Navigable Graphs for High-Dimensional Nearest Neighbor Search: Constructions and Limits
Haya Diwan, Jinrui Gou, Cameron Musco, Christopher Musco, Torsten Suel
TL;DR
The paper investigates the sparsity limits of navigable graphs for high-dimensional nearest-neighbor search under greedy routing. It proves a universal upper bound construction achieving an average out-degree of $O(\sqrt{n \log n})$ with a two-step small-world routing guarantee, valid for any distance function, and simultaneously establishes dimension-dependent lower bounds showing that, in Euclidean space with $d=\Omega(\log n)$, any navigable graph must have average degree at least $\Omega(n^{1/2-\delta})$ for any fixed $\delta>0$. The results rely on a constructive union of a near-neighbor graph and a sparse random (or deterministically chosen) edge set, and on anti-concentration bounds for binomial-type neighborhoods to bound how much near neighborhoods can overlap. Together, they delineate the trade-off between sparsity and guaranteed navigability in high dimensions, with additional insights on maximum-degree limitations and potential directions for end-to-end approximation guarantees in graph-based NN search.
Abstract
There has been significant recent interest in graph-based nearest neighbor search methods, many of which are centered on the construction of navigable graphs over high-dimensional point sets. A graph is navigable if we can successfully move from any starting node to any target node using a greedy routing strategy where we always move to the neighbor that is closest to the destination according to a given distance function. The complete graph is navigable for any point set, but the important question for applications is if sparser graphs can be constructed. While this question is fairly well understood in low-dimensions, we establish some of the first upper and lower bounds for high-dimensional point sets. First, we give a simple and efficient way to construct a navigable graph with average degree $O(\sqrt{n \log n })$ for any set of $n$ points, in any dimension, for any distance function.
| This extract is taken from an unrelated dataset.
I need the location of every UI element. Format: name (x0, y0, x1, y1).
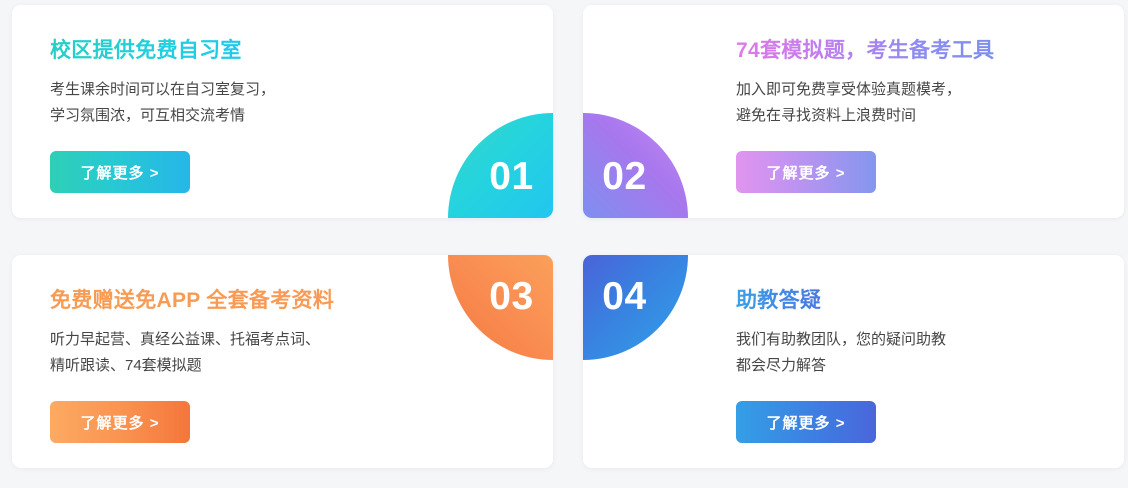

We compliment this result with a nearly matching lower bound: even under the Euclidean metric in $O(\log n)$ dimensions, a random point set has no navigable graph with average degree $O(n^α)$ for any $α< 1/2$. Our lower bound relies on sharp anti-concentration bounds for binomial random variables, which we use to show that the near-neighborhoods of a set of random points do not overlap significantly, forcing any navigable graph to have many edges.